Aktuell sind die ersten Vögel wie die Mauersegler oder auch die Weißstörche schon auf dem Weg Richtung Süden. Andere Arten sammeln sich zur Zeit zu großen Schwärmen, um ihre Reise erst noch anzutreten. Vielfach fallen dem aufmerksamen Betrachter die großen Schwärme an Staren auf, die man nun auf den Wiesen sehen kann. Man hört die Rufe der Gänse und Kraniche am Himmel. Andere Vogelarten, wie beispielsweise das Rotkehlchen oder der Kuckuck unternehmen den Vogelzug als Einzelvögel eher heimlich.
Starke Leistungen beim Vogelzug
Die Leistungen der Vögel beim Vogelzug lassen mich immer noch jedes Mal erstaunen. Nicht nur die körperlichen. Vergleicht man Vögel und unsere (sogenannte) hochentwickelte Spezies miteinander, wird schnell klar, dass die Vögel mehr leisten können, als wir. Die meisten Vögel in Europa wandern in Höhen von bis zu 1.000 Metern. Peter Berthold (ehemaliger Leiter der Vogelwarte Radolfzell) berichtet von Schwänen, die in 8.000 Metern Höhe geflogen sind. Zugvögel, die über den Himalaja fliegen, müssen sogar Höhen bis zu 10.000 Metern erreichen. Und das machen de Vögel ohne moderne Hilfsmittel oder Maschinen!
Die meisten Vogelarten wandern in der Nacht.
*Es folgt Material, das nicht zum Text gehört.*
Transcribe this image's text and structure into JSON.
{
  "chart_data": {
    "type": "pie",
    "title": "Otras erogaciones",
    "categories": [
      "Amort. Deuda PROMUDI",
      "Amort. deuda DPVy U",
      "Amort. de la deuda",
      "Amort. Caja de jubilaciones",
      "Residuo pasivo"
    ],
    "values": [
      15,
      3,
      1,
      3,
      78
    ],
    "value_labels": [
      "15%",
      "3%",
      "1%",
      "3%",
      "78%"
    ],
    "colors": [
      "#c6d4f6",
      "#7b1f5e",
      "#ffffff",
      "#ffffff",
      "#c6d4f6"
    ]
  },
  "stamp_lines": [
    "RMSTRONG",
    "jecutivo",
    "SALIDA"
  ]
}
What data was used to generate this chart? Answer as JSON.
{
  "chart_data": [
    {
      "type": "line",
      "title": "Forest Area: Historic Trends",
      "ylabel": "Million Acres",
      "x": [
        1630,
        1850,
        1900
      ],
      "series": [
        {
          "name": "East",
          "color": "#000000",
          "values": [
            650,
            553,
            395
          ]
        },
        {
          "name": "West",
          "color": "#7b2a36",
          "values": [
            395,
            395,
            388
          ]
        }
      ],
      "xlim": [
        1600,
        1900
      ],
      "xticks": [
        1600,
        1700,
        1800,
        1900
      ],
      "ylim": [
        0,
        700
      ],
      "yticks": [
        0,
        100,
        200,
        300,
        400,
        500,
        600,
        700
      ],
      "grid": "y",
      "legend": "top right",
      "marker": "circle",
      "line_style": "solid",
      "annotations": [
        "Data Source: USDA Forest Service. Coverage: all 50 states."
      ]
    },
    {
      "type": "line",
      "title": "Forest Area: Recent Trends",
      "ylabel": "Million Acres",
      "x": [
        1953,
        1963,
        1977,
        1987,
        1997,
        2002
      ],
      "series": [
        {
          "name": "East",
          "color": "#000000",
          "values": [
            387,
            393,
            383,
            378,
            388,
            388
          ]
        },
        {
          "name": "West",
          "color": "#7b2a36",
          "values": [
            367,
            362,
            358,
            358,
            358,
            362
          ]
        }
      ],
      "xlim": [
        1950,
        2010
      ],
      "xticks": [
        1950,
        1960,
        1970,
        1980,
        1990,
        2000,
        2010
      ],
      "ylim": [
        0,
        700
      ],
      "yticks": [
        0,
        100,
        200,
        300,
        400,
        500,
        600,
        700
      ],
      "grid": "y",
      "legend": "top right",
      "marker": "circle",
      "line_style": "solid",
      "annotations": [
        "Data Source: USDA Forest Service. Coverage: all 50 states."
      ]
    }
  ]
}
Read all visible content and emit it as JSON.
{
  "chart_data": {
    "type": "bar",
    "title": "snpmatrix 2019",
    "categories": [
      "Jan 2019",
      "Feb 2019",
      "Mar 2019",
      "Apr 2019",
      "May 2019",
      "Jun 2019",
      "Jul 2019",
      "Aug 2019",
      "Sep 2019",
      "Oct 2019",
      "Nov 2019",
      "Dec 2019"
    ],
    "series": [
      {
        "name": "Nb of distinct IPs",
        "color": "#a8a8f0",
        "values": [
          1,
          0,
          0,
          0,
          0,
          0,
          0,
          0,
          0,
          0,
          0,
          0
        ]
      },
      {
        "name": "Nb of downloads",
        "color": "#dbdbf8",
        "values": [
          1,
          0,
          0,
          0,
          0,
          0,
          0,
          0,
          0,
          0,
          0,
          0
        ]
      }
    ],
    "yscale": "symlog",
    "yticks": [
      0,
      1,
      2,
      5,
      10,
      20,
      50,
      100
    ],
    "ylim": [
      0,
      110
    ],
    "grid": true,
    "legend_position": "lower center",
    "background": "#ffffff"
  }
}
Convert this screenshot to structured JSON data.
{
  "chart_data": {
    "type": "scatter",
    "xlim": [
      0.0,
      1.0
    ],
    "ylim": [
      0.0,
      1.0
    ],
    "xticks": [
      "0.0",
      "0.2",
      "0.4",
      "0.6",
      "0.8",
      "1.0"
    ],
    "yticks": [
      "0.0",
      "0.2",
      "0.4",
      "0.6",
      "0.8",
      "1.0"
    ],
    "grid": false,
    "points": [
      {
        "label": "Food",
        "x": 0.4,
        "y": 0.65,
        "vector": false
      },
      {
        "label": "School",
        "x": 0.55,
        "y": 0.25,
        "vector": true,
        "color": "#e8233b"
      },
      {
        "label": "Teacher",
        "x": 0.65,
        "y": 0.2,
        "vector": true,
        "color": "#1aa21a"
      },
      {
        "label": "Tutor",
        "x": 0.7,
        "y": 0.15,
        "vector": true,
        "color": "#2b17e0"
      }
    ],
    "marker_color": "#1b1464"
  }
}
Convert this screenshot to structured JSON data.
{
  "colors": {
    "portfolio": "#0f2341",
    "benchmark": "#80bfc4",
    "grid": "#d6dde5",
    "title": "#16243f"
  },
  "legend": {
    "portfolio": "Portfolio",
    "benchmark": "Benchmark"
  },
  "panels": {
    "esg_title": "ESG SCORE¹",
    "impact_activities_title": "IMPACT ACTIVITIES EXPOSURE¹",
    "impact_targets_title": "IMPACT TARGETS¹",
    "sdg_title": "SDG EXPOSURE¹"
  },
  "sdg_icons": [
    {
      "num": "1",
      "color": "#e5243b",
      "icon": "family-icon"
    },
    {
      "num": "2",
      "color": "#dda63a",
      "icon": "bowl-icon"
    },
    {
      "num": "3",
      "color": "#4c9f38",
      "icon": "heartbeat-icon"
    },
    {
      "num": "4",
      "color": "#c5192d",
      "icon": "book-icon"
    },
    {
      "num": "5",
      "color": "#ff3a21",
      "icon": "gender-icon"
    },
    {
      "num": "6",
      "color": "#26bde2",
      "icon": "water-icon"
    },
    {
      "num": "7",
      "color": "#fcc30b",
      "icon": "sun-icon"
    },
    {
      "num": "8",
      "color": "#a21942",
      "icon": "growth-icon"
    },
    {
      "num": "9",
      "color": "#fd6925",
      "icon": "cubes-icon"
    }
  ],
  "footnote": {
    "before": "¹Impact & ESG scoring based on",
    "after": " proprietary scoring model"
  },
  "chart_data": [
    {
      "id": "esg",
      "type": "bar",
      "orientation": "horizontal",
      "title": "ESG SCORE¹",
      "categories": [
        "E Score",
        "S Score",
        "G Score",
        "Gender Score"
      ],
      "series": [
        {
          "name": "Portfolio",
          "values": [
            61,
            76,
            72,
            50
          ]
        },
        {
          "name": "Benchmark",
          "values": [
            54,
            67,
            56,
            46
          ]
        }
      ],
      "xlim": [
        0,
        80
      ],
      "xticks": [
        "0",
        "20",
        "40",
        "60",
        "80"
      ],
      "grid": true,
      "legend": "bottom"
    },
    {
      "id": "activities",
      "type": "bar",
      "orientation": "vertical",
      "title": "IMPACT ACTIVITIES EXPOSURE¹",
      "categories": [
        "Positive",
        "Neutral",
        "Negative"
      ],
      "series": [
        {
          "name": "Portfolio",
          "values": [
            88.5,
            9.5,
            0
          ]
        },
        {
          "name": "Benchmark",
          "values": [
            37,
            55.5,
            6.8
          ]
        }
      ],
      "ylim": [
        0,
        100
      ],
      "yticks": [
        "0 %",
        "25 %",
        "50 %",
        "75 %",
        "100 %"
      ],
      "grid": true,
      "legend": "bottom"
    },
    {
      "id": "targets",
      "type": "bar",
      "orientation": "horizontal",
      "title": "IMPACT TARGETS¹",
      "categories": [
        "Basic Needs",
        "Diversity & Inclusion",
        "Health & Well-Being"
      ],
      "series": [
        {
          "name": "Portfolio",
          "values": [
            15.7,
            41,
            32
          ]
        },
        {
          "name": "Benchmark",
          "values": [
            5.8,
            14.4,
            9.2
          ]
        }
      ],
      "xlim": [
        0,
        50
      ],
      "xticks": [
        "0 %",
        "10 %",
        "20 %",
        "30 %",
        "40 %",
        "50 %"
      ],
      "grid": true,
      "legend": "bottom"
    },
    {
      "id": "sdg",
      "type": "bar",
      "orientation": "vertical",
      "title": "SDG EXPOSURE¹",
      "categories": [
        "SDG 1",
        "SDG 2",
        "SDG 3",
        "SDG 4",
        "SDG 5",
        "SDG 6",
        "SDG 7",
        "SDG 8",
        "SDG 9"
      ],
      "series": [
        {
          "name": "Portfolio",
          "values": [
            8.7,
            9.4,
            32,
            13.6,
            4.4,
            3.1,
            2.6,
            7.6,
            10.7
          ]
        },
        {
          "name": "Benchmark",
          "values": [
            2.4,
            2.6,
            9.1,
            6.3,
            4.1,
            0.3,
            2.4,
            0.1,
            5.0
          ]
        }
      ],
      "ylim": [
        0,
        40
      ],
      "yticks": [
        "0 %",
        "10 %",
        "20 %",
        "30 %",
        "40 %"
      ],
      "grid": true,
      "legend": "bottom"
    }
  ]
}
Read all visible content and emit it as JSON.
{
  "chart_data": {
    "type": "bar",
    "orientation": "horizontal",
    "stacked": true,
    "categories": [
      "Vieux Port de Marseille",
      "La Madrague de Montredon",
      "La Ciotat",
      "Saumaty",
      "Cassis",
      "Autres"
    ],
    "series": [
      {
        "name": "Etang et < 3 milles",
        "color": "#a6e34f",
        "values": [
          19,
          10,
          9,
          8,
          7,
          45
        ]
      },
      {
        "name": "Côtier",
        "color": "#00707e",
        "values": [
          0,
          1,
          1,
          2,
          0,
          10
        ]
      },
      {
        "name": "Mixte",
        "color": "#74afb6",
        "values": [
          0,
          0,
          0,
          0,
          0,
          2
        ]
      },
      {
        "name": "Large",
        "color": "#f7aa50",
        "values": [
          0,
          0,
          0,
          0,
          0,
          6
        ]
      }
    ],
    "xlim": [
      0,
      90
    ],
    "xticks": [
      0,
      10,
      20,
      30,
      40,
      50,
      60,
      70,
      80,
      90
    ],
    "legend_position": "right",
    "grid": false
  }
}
Speziell für die Leichtgewichte unter den Vögel ist der Nachtzug energiesparender, weil sie sich nicht der Hitze und den dadurch verursachten Luftturbulenzen aussetzen müssen. Grosse und schwere Vögel bevorzugen die bessere Thermik am Tage. Sie lassen sich durch die wärmeren Luftmassen nach oben tragen und segeln dann in die gewünschte Zugrichtung. Oftmals nutzen sie dabei auch die bekannte V-Formation, die wir dann am Himmel sehen und auch hören können.
Die zurückgelegten Strecken lassen sich dabei auch sehen. 2007 wurde die Pfuhlschnepfe E7 erfasst, wie sie ihren 11.500 Kilometer langen Flug von Alaska nach Neuseeland nonstop durchgeflogen ist. Schafft das überhaupt ein modernes Flugzeug?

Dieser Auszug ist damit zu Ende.